Location: Plant Science ResearchTitle: Good statistical practices in agronomy using categorical data analysis, with alfalfa examples having poisson and binomial underlying distributions
|MOWERS, RONALD - Vis Viva Energy Economics Consulting|
|BUCCIARELLI, BRUNA - University Of Minnesota|
|CAO, YUANYUAN - University Of Minnesota|
|Samac, Deborah - Debby|
Submitted to: Crops
Publication Type: Peer Reviewed Journal
Publication Acceptance Date: 5/3/2022
Publication Date: 5/13/2022
Citation: Mowers, R.P., Bucciarelli, B., Cao, Y., Samac, D.A., Xu, Z. 2022. Good statistical practices in agronomy using categorical data analysis, with alfalfa examples having poisson and binomial underlying distributions. Crops. 2(2):154-171. https://doi.org/10.3390/crops2020012.

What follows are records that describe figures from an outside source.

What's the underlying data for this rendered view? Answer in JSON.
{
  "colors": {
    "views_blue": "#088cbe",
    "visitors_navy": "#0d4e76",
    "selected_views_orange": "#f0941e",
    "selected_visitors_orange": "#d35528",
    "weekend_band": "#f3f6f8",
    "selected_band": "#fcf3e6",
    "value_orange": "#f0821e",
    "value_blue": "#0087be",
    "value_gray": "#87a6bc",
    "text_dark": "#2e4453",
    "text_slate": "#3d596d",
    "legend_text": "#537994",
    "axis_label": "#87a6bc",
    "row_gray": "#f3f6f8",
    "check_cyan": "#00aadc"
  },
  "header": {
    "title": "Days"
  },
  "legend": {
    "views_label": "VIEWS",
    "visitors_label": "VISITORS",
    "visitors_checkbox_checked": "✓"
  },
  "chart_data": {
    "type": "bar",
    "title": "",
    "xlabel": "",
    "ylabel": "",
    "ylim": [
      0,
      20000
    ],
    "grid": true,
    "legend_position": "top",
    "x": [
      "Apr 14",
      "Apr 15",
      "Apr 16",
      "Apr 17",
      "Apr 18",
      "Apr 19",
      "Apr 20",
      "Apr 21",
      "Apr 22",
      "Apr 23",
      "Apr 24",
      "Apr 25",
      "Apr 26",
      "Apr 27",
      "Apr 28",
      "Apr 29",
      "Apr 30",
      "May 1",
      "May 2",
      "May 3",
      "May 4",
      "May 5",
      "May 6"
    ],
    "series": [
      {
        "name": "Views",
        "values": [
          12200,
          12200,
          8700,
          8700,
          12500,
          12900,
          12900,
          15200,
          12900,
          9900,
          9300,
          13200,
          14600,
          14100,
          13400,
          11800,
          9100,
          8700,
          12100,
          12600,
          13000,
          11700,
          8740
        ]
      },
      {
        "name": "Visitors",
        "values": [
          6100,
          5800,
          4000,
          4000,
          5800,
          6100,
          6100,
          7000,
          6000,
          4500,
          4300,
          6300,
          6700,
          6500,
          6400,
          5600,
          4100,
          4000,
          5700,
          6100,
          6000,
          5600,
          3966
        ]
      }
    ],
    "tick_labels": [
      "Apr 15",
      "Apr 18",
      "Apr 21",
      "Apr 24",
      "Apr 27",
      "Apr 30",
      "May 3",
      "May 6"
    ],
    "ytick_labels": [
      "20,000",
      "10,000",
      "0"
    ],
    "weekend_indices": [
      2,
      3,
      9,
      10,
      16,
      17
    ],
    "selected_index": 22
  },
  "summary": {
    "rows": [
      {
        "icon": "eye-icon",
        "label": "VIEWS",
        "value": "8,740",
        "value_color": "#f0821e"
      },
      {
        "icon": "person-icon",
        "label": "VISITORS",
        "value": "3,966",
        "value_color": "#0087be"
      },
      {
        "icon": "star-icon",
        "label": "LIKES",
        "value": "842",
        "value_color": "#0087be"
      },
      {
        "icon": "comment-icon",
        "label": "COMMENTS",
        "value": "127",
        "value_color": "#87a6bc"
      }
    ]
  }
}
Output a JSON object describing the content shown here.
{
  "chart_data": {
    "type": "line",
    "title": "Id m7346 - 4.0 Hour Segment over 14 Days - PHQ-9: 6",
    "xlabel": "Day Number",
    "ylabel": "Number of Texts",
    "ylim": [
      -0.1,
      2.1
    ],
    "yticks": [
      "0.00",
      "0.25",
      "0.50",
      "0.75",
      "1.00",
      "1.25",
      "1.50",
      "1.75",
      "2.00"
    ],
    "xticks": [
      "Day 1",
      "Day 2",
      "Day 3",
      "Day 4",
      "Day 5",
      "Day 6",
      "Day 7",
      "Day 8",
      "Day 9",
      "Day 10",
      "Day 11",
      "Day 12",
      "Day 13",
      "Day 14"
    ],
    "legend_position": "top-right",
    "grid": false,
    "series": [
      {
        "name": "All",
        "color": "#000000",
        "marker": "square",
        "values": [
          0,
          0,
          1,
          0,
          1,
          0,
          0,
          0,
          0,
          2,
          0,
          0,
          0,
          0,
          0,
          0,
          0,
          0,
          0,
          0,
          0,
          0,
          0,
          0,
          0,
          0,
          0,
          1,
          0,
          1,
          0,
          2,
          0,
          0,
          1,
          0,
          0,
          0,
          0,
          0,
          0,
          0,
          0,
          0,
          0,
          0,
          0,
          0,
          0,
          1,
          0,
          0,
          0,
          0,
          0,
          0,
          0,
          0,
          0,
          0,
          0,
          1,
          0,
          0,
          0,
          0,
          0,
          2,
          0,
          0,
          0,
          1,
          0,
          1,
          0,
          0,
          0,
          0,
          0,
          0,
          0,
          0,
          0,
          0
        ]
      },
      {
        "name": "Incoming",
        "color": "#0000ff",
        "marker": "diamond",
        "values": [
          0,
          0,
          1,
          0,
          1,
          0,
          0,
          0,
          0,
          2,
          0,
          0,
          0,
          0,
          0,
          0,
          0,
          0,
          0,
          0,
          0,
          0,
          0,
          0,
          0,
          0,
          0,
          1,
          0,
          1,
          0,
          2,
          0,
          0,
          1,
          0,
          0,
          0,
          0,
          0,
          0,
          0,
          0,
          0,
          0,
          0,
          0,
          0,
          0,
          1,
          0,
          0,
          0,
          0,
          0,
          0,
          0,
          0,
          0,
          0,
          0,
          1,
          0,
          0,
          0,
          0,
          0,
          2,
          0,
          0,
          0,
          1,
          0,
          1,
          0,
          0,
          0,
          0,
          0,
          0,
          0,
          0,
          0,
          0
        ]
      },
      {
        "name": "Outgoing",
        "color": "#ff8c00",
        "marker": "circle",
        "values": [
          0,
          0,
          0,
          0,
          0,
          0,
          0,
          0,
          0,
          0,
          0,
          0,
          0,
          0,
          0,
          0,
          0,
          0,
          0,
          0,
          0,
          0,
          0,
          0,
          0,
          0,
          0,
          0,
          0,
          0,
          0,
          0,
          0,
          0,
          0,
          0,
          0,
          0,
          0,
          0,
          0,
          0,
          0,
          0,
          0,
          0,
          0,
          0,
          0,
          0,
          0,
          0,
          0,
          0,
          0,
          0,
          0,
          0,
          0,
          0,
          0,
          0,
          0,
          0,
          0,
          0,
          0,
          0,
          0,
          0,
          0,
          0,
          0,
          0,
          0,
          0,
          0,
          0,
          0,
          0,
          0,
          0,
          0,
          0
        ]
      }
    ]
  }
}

Interpretive Summary: There are over 11,000 R analysis packages and 137,000 Python libraries for data analysis and statistical inferences on the web for free access and use. Since both R and Python are free open sources and easy to use, they have gained great popularity to calculate the p-values for statistically significant tests. But they also post potential issues and sometimes generate misleading information, thus resulting in risky decisions. This article shows statistical issues faced in analyzing experiments with categorical data and approaches to solve these issues. We highlight some faulty analyses and demonstrate other, better solutions with R programming compared with standard SAS or JMP programming. Although statistical methods presented here are not new, this guide for practitioners covers information not usually given in initial statistics courses for agronomists, breeders, and other researchers.
Technical Abstract: Categorical data has as measurement scale a set of categories. It can be derived from qualitative classifications or countable quantitative data, and is common in biological scientific work and crop breeding. Data analysis of categorical data is important for correct inferences from experiments. However, categorical data can introduce unique issues in data analysis, particularly in real-world settings with collaborators and with periodically-updated dynamic data. This paper discusses common problems arising from categorical variable analysis and data transformations, demonstrates the issues or risks of misapplying analysis, and suggests approaches to address data analysis challenges using two data sets from alfalfa breeding programs. For each data set, we present several analysis methods, e.g. simple t-test, analysis of variance (ANOVA), split plot analysis, generalized linear model (GLM), generalized linear mixed model (GLMM) using R with R markdown, and with the standard statistical analysis software SAS/JMP. The goal is to demonstrate good analysis practices for categorical data by comparing the potential 'bad' analyses with better ones, avoiding too much reliance on reaching a significant p-value of 0.05, and navigating the morass of ever-increasing numbers of potential R functions. The three main aspects of this research focus on choosing the right data distribution to use, using the correct error terms for hypothesis test p-values including the right type of sum of the squares (Type I, II, and III), and proper statistical models for categorical data analysis. Our results show the importance of good statistical analysis practice to help agronomists, breeders, and other researchers apply appropriate statistical approaches to more correctly draw conclusions from their data.